One study which manages to balance such a strategy, is ‘‘Trying to Eat Healthy’’. Using a participatory response method and photo elicitation, Valera (2009) expresses concerns about how "neighborhoods with a high proportion of ethnic and racial minorities have fewer healthy food choices and less access to fresh fruit and vegetables" (p.300). These issues of limited food access would inspire many of the questions of my health assessment. The study focuses providing an emic perspective on community access to healthy foods. Valera continues to point out that "the increase in food insecurity has contributed to the growing epidemic of obesity and diabetes in New York city among low-income women" (p.301).
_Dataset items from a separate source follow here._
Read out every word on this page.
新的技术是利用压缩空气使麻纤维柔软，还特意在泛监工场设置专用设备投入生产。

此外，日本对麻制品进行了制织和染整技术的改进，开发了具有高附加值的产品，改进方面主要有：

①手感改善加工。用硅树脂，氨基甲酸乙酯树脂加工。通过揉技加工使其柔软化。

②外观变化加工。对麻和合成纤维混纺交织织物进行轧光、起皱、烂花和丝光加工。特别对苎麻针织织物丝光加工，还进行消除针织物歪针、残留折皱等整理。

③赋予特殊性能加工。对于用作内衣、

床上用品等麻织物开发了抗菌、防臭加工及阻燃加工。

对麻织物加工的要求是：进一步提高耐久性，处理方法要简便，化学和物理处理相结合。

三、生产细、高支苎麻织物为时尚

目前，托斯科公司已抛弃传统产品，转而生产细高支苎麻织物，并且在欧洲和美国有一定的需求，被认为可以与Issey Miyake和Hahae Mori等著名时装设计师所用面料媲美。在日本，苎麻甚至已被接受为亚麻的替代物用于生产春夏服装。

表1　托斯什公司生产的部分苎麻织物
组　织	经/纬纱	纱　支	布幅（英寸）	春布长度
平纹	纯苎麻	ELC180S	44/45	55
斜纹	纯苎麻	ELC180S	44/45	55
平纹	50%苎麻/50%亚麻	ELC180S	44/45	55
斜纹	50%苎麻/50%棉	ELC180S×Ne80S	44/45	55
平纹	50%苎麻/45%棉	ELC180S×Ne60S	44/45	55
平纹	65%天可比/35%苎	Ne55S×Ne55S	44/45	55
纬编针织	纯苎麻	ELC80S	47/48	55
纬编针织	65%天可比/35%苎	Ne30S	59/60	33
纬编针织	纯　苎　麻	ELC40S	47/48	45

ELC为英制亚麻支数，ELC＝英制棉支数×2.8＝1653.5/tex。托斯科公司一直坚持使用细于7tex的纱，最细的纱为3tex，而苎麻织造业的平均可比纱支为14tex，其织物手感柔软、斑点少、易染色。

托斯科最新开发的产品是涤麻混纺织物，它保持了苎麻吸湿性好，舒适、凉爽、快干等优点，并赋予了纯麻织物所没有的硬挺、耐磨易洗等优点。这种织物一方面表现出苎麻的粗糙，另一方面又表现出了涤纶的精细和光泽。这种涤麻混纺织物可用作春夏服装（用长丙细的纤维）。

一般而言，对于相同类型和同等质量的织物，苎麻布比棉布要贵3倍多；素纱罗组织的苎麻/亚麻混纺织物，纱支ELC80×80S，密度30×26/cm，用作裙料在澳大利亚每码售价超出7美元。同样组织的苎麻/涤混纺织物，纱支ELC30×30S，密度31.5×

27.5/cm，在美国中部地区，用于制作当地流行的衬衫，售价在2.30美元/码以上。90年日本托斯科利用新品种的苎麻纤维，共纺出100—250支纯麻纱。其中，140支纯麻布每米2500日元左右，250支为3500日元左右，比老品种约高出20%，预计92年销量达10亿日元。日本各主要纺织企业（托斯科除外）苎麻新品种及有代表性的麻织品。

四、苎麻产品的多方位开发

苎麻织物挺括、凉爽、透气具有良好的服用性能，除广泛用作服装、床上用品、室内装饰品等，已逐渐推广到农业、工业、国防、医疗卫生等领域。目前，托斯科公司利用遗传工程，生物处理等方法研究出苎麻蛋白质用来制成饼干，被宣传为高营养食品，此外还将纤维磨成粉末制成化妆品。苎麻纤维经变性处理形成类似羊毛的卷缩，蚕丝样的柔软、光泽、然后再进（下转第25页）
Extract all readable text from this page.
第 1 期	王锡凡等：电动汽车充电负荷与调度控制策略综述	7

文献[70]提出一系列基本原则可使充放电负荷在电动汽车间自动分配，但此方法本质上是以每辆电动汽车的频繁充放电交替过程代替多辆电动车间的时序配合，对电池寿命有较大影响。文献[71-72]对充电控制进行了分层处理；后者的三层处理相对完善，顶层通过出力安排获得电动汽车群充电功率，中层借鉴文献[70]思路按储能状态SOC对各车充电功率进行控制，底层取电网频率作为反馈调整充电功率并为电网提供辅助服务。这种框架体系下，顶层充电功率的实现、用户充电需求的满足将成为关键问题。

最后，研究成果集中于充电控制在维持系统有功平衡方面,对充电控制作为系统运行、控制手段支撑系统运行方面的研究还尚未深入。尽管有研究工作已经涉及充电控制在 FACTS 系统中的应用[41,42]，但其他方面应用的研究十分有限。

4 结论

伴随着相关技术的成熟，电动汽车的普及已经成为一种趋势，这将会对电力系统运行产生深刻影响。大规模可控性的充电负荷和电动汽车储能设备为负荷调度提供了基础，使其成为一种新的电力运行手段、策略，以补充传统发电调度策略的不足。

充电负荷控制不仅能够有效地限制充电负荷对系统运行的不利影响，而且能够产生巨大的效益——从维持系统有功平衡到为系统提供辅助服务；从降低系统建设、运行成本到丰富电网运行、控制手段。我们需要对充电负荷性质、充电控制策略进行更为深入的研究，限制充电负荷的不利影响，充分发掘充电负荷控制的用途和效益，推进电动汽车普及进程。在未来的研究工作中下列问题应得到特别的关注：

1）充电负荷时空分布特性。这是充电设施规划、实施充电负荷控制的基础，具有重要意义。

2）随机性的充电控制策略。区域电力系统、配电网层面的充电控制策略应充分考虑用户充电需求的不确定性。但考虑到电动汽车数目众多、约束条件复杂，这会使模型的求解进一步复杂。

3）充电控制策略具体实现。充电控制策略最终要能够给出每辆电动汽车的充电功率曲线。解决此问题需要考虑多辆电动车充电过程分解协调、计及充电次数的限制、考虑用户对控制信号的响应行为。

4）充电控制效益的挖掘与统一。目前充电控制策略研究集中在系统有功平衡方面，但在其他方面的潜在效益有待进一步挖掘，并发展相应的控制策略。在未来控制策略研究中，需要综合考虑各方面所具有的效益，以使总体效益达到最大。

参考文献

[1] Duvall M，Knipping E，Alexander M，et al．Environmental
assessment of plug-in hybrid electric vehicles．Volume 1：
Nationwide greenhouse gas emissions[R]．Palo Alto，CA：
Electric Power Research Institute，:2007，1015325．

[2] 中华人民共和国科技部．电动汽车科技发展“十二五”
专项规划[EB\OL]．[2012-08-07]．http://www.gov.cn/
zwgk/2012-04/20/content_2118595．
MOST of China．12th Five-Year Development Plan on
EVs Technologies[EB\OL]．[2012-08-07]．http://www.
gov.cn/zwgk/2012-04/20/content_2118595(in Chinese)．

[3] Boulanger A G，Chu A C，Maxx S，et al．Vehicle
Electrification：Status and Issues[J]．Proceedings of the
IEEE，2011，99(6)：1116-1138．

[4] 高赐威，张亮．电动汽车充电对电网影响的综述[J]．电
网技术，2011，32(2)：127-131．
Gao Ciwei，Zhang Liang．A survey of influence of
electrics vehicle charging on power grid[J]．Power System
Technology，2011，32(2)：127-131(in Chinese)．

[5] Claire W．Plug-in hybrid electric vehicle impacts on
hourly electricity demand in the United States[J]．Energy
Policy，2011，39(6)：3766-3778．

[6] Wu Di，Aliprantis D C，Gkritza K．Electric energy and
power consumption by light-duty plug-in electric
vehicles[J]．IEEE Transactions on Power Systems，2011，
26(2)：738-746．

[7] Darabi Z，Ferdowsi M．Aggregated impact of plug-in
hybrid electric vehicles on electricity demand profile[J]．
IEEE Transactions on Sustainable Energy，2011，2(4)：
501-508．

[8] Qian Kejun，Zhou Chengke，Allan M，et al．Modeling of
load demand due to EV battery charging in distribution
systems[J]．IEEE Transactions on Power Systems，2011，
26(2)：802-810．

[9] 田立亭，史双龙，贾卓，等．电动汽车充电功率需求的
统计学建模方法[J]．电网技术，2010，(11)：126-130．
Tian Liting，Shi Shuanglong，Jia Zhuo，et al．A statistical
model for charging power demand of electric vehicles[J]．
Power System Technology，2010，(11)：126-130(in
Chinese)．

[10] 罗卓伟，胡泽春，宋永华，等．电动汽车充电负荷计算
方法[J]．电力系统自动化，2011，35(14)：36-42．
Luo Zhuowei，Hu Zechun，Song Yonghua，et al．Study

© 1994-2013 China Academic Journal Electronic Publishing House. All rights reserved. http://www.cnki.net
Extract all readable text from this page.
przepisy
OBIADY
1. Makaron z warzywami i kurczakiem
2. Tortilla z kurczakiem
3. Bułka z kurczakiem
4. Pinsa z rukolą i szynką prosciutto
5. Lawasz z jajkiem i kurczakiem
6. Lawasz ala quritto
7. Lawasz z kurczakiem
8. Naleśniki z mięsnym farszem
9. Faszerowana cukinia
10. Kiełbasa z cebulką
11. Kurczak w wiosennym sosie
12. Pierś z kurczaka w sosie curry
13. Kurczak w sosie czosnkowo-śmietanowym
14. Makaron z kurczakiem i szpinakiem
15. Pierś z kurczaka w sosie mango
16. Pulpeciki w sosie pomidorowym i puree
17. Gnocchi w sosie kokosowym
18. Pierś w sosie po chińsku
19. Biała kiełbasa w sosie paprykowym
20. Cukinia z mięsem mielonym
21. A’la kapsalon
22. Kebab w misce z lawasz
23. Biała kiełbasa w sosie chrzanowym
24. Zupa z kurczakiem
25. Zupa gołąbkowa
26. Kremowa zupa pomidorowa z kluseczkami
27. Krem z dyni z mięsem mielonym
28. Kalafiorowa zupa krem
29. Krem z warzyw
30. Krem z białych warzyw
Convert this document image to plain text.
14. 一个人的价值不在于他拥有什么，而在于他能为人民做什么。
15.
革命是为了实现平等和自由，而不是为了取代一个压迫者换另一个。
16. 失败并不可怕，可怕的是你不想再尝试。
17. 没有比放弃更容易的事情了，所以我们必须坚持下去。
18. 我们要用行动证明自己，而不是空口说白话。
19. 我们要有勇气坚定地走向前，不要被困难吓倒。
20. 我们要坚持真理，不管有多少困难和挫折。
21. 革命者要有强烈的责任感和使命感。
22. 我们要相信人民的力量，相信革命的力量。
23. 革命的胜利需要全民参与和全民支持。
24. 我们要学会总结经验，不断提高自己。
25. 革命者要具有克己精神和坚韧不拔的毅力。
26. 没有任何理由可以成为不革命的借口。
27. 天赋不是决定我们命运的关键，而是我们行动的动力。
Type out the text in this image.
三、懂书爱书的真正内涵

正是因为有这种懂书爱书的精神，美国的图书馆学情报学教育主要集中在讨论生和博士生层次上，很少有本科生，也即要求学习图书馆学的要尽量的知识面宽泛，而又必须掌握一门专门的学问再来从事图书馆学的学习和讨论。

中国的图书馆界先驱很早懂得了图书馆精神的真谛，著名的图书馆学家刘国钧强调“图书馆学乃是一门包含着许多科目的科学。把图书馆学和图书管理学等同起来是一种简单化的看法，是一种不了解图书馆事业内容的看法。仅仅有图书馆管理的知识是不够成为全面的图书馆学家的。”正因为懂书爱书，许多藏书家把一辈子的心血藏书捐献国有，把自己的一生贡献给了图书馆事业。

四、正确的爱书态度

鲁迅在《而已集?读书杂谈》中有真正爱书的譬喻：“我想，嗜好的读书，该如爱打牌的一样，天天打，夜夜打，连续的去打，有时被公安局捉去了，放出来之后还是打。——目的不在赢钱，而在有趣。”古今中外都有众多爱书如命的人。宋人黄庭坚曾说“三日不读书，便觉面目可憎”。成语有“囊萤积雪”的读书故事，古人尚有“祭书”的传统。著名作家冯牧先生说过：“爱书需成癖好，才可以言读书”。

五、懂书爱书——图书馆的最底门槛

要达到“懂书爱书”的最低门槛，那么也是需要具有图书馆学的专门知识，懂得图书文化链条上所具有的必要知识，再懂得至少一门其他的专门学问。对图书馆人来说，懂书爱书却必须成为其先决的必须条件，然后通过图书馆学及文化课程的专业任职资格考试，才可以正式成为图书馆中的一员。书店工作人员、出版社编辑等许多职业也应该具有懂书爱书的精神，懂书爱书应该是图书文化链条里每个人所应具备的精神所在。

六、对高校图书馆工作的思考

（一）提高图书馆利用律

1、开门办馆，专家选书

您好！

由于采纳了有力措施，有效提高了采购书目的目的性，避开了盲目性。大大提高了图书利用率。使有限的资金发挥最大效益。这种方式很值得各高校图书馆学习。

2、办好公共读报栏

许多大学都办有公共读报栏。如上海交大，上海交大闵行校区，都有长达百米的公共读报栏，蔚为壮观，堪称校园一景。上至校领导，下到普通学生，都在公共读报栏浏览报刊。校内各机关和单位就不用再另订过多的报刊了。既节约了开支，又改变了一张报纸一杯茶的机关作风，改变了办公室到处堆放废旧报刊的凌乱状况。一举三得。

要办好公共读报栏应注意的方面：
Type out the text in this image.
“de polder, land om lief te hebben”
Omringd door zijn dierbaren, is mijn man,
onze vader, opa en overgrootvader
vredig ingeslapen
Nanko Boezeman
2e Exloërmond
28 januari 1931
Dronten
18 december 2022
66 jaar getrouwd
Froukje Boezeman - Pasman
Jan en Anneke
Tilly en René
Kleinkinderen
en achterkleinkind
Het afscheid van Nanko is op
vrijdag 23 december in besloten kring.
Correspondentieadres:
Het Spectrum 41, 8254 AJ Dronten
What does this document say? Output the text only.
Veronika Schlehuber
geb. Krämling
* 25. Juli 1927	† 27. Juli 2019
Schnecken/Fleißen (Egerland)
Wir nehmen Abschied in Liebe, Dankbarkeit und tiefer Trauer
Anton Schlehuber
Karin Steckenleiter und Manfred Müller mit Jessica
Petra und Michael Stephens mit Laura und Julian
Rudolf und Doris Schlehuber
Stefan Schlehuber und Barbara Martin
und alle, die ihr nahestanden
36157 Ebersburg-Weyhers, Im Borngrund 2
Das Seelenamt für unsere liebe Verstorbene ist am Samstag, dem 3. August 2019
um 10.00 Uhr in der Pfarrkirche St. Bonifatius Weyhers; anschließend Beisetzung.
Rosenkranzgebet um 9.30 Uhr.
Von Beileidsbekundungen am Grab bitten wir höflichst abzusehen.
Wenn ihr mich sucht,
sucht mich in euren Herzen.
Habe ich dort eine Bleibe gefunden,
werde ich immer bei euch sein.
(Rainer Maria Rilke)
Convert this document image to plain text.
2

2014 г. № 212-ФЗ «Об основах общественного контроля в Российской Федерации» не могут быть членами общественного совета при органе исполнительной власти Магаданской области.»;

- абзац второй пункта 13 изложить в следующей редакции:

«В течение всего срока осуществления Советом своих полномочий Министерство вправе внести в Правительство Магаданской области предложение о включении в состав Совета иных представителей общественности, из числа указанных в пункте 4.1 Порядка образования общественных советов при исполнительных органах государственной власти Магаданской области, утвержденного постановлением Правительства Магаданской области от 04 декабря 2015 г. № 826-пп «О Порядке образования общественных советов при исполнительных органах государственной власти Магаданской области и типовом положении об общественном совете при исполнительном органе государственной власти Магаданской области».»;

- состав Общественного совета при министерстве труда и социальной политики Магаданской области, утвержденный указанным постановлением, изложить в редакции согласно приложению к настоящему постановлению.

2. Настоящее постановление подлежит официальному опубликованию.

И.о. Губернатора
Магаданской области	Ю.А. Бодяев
The scarcity regarding, affordable yet health food choices has been linked to growing diet related illnesses such as diabetes and obesity. "Health Effect of Migration: U.S. Chinese in and outside the Chinatown" focuses the blame upon environmental factors. King and Locke (1987) warn that "perhaps 85% of cancer is related to environmental and dietary factors, [and that] it seems to be advisable to look into the degree of acculturation among different segments of the population" (p.571). King and Locke maintain that the search for sources of health disparities in minority groups will highlight potential solutions to current public health crises.